The Government have recently announced reforms to insolvency and corporate governance. The reforms are set to be the biggest changes to the insolvency and restructuring legislation since 2002.
What are the changes?
A new moratorium will be introduced. This will give companies a period of time during which creditors will be unable to take any action against the company giving the company time to arrange restructure or seek investment. Suppliers of contracts or goods will be prohibited from pursuing debts as the company has sought to enter into an insolvency or restructuring procedure.
The Government are also proposing the introduction of a new insolvency procedure which will bind all creditors even those who wish to vote against it.
Directors are to be held more accountable for their own actions.
Insolvency practitioners to be given more powers in relation to value extraction schemes.

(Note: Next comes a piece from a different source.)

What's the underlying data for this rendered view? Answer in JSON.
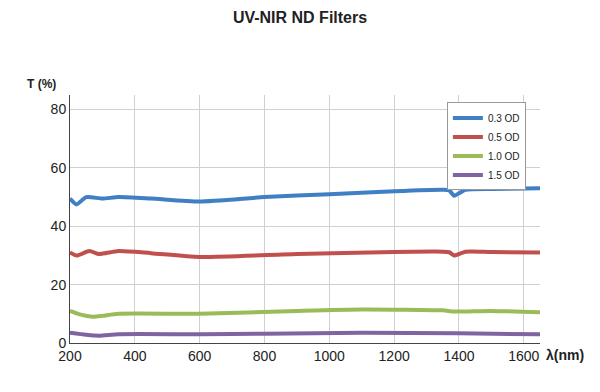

The Insolvency Service to be given more powers to investigate when it suspects that directors of dissolved companies have acted in breach of their duties.
The Government proposals are currently under consultation and it will be really interesting to see what new legislation emerges. The corporate governance reforms have been drafted largely in response to cases like BHS. If the reforms are implemented then it will make the former owners of BHS (Philip Green) more accountable for their actions.
It will also be interesting to see whether the new moratorium gives struggling business much needed breathing space from certain creditor groups such as HMRC and banks who can adopt an aggressive approach when a business enters into difficulty.